Einige von ihnen hätten die Taten verurteilt und es habe für kurze Zeit die Hoffnung gegeben, dass sie sich nun wieder auf ihre Aufgabe als konservative, aber demokratische Partei besinnen.
"Das war eine falsche Hoffnung, die Stimmen wurden sehr leise und heute sind sie vor allem eine autoritäre Trump-Sekte", sagt Liebich.
Seit seinem Ausscheiden aus dem Bundestag im vergangenen Jahr widmet sich der Politiker ganz der US-amerikanischen Politik. Zum einen mit seinem Blog-Projekt "progressive-america.de", mit dem er nach eigenen Angaben die bunte, weltoffene Seite der USA zeigen will.
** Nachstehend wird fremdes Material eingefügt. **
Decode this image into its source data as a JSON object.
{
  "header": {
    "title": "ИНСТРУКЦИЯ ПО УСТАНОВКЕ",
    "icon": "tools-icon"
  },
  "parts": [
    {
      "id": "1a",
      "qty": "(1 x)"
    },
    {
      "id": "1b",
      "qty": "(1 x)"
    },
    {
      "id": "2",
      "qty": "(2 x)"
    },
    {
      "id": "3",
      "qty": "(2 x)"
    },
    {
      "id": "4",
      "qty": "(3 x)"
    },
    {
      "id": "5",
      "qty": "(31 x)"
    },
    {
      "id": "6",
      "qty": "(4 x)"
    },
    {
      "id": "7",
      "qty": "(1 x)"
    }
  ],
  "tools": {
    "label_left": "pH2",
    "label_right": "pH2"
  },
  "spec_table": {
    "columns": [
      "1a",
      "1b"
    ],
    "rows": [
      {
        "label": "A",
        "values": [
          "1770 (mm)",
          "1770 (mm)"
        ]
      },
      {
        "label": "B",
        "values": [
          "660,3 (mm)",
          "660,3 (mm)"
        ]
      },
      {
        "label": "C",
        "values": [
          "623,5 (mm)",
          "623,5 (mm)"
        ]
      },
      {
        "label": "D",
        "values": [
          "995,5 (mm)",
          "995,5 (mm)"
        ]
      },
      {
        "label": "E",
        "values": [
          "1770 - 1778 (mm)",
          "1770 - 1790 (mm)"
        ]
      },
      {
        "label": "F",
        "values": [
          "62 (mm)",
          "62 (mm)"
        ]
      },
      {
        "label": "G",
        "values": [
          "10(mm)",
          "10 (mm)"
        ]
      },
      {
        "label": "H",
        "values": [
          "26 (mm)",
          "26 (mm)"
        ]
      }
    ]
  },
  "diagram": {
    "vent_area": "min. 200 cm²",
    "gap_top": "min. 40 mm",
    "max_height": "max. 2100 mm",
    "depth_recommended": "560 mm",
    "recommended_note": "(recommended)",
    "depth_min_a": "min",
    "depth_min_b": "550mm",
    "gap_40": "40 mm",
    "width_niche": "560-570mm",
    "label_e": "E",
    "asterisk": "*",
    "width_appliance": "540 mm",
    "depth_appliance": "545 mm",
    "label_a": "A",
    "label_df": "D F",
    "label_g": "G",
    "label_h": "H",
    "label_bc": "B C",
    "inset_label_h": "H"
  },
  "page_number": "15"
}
Zum anderen ist er seit Jahresbeginn Fellow der Linken-nahen Rosa-Luxemburg-Stiftung für transatlantische Themen und wird 2022 insgesamt sechs Monate in den USA und Kanada in gleicher Mission verbringen.
"Auf der politisch progressiven Seite existiert ein unheimlich großer Aufschwung, das ist faszinierend", sagt Liebich. In Deutschland höre man vor allem negative Geschichten über Donald Trump, den 6. Januar, Kriege und so mehr.
Die US-Linke habe zuletzt völlig am Boden gelegen. "Aber dann kam wieder Schwung in die Bewegung."
Bei den Vorwahlen der Präsidentschaftswahl 2016 seien zehntausende Menschen auf den Beinen gewesen, um den demokratischen Sozialisten Bernie Sanders bei seinen Kundgebungen zuzujubeln.
"Diese Bewegung ist immer noch da und aktiv, mittlerweile auch als Mitarbeitende im US-Kongress oder als Abgeordnete. Es gibt also Hoffnung."
Auch Außenministerin Annalena Baerbock hat sich jüngst öffentlich zu dem Sturm auf das Kapitol geäußert. Während ihres Antrittsbesuches in Washington am Mittwoch sagte die Grünen-Politikerin:
"Wir haben vor einem Jahr als Deutsche, als Europäer, alle in tiefer, tiefer Freundschaft und erschüttert nach Washington geschaut." Das sei nicht nur an der US-Hauptstadt, sondern auch an vielen Menschen in Deutschland nicht spurlos vorbeigegangen.
Sie bewegt sich damit auf sensiblem Terrain. Denn dass Donald Trump in zwei Jahren erneut als Präsident kandidiert – und gewinnt – ist ein realistisches Szenario.